Aber Kultur ist – und auch das haben wir gemerkt – ihrem eigentlichen Wesen nach etwas, das nicht einfach frei Haus geliefert wird. Zu einer tiefen kulturellen Erfahrung, die unser Innerstes berührt, die uns verändert und reicher macht – zu einer solchen kulturellen Erfahrung muss man sich aufmachen, dahin muss man sich in Bewegung setzen. Nur dann kann sie uns auch selber wirklich bewegen.

Man muss hingehen können: ins Theater, ins Kino, zu Lesungen, in Ausstellungen, in Museen – man muss mit eigenen Augen, Ohren und Herzen erleben, was jetzt, hier und unvermittelt in unserer Gegenwart geschieht. Und man muss dieses Erlebnis unmittelbar mit anderen teilen können, sich gemeinschaftlich und miteinander kulturellem Zuspruch und kulturellem Anspruch aussetzen.

Noch leben wir mit den Einschränkungen und wir werden Geduld und Gelassenheit brauchen, um sie hinter uns lassen zu können. Dass ein erster vorsichtiger Wiederanfang unseres kulturellen Lebens ausgerechnet mit zweien unserer größten und meistdiskutierten Dichter zu tun hat, nehme ich als Symbol: So sehr gerade die Literatur oft vom Einzelnen zum Einzelnen spricht – so ist sie doch auch immer Anlass für Gespräch und gemeinschaftliche Selbstverständigung.

Was ich zu Hölderlin vor allem, aber auch zu Paul Celan und zur möglichen Bedeutung ihres Werkes sagen wollte, können Sie ab heute nachlesen. Die Rede, die ich vorbereitet hatte, werde ich unverändert so lassen, ohne angestrengte Bezüge zur aktuellen Situation zu konstruieren.

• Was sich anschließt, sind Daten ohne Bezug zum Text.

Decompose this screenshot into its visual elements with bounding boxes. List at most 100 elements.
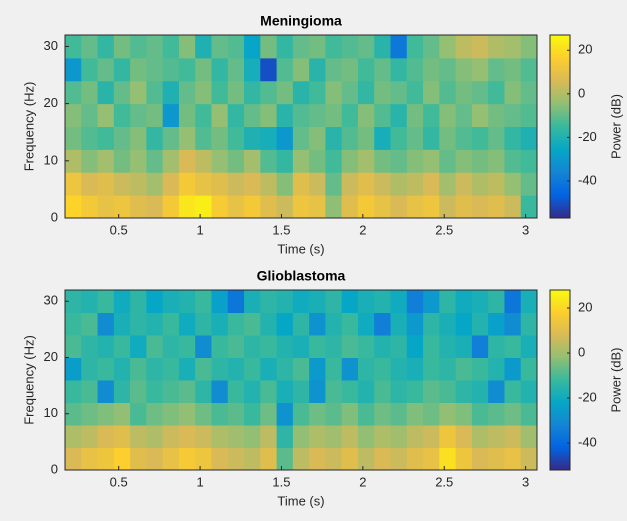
x-tick-label: 1 — [196, 474, 203, 489]
heat-cell — [130, 103, 147, 127]
heat-cell — [439, 149, 457, 173]
heat-cell — [130, 35, 147, 59]
heat-cell — [309, 402, 326, 426]
heat-cell — [504, 35, 522, 59]
heat-cell — [195, 172, 212, 196]
heat-cell — [374, 402, 392, 426]
heat-cell — [65, 195, 82, 219]
heat-cell — [162, 380, 180, 403]
heat-cell — [455, 402, 473, 426]
heat-cell — [374, 312, 392, 336]
heat-cell — [374, 357, 392, 381]
heat-cell — [113, 103, 131, 127]
heat-cell — [439, 57, 457, 82]
heat-cell — [97, 290, 115, 313]
heat-cell — [195, 126, 212, 150]
heat-cell — [292, 290, 310, 313]
heat-cell — [341, 35, 359, 59]
heat-cell — [471, 35, 489, 59]
colorbar-tick-label: 20 — [578, 299, 592, 314]
heat-cell — [178, 425, 196, 448]
heat-cell — [211, 380, 229, 403]
heat-cell — [309, 57, 326, 82]
heat-cell — [113, 35, 131, 59]
heat-cell — [471, 149, 489, 173]
heat-cell — [81, 357, 99, 381]
heat-cell — [423, 402, 440, 426]
axes-box — [64, 289, 538, 471]
heat-cell — [130, 402, 147, 426]
heat-cell — [65, 380, 82, 403]
chart-title: Glioblastoma — [257, 268, 346, 284]
heat-cell — [227, 425, 245, 448]
heat-cell — [146, 57, 164, 82]
heat-cell — [244, 126, 261, 150]
heat-cell — [65, 80, 82, 105]
heat-cell — [130, 57, 147, 82]
heat-cell — [65, 126, 82, 150]
heat-cell — [520, 80, 538, 105]
heat-cell — [471, 57, 489, 82]
heat-cell — [309, 149, 326, 173]
heat-cell — [146, 35, 164, 59]
heat-cell — [325, 80, 343, 105]
heat-cell — [178, 126, 196, 150]
heat-cell — [325, 35, 343, 59]
heat-cell — [374, 57, 392, 82]
heat-cell — [113, 172, 131, 196]
heat-cell — [390, 35, 408, 59]
heat-cell — [504, 335, 522, 358]
heat-cell — [374, 35, 392, 59]
heat-cell — [178, 335, 196, 358]
heat-cell — [81, 335, 99, 358]
heat-cell — [113, 312, 131, 336]
heat-cell — [81, 80, 99, 105]
heat-cell — [195, 402, 212, 426]
heat-cell — [309, 425, 326, 448]
heat-cell — [211, 126, 229, 150]
heat-cell — [276, 126, 294, 150]
heat-cell — [113, 126, 131, 150]
heat-cell — [130, 149, 147, 173]
heat-cell — [471, 172, 489, 196]
heat-cell — [113, 380, 131, 403]
heat-cell — [439, 35, 457, 59]
heat-cell — [504, 103, 522, 127]
heat-cell — [65, 57, 82, 82]
heat-cell — [162, 57, 180, 82]
heat-cell — [374, 380, 392, 403]
heat-cell — [439, 172, 457, 196]
heat-cell — [504, 126, 522, 150]
heat-cell — [65, 357, 82, 381]
heat-cell — [406, 126, 424, 150]
x-tick-label: 0.5 — [110, 222, 128, 237]
heat-cell — [276, 402, 294, 426]
heat-cell — [390, 357, 408, 381]
heat-cell — [423, 335, 440, 358]
heat-cell — [97, 357, 115, 381]
heat-cell — [455, 357, 473, 381]
heat-cell — [113, 195, 131, 219]
heat-cell — [97, 172, 115, 196]
heat-cell — [357, 447, 375, 471]
y-axis-label: Frequency (Hz) — [21, 335, 36, 425]
heat-cell — [439, 290, 457, 313]
heat-cell — [146, 402, 164, 426]
heat-cell — [357, 172, 375, 196]
heat-cell — [455, 149, 473, 173]
heat-cell — [260, 380, 278, 403]
heat-cell — [162, 425, 180, 448]
heat-cell — [97, 335, 115, 358]
heat-cell — [244, 172, 261, 196]
heat-cell — [81, 380, 99, 403]
heat-cell — [178, 312, 196, 336]
heat-cell — [113, 80, 131, 105]
heat-cell — [244, 312, 261, 336]
heat-cell — [423, 103, 440, 127]
heat-cell — [357, 35, 375, 59]
heat-cell — [390, 425, 408, 448]
heat-cell — [309, 103, 326, 127]
heat-cell — [195, 380, 212, 403]
heat-cell — [341, 57, 359, 82]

Aber einer der berühmtesten Sätze Hölderlins darf zum Abschluss nicht fehlen, weil er Hoffnung gibt in diesen aufgewühlten Zeiten, und Zuversicht vermittelt:

‘Wo aber Gefahr ist, wächst
das Rettende auch.’

Ich wünsche der Ausstellung viel Erfolg und allen ihren Besuchern neue und tiefe Erfahrungen mit den Sprachen der Poesie.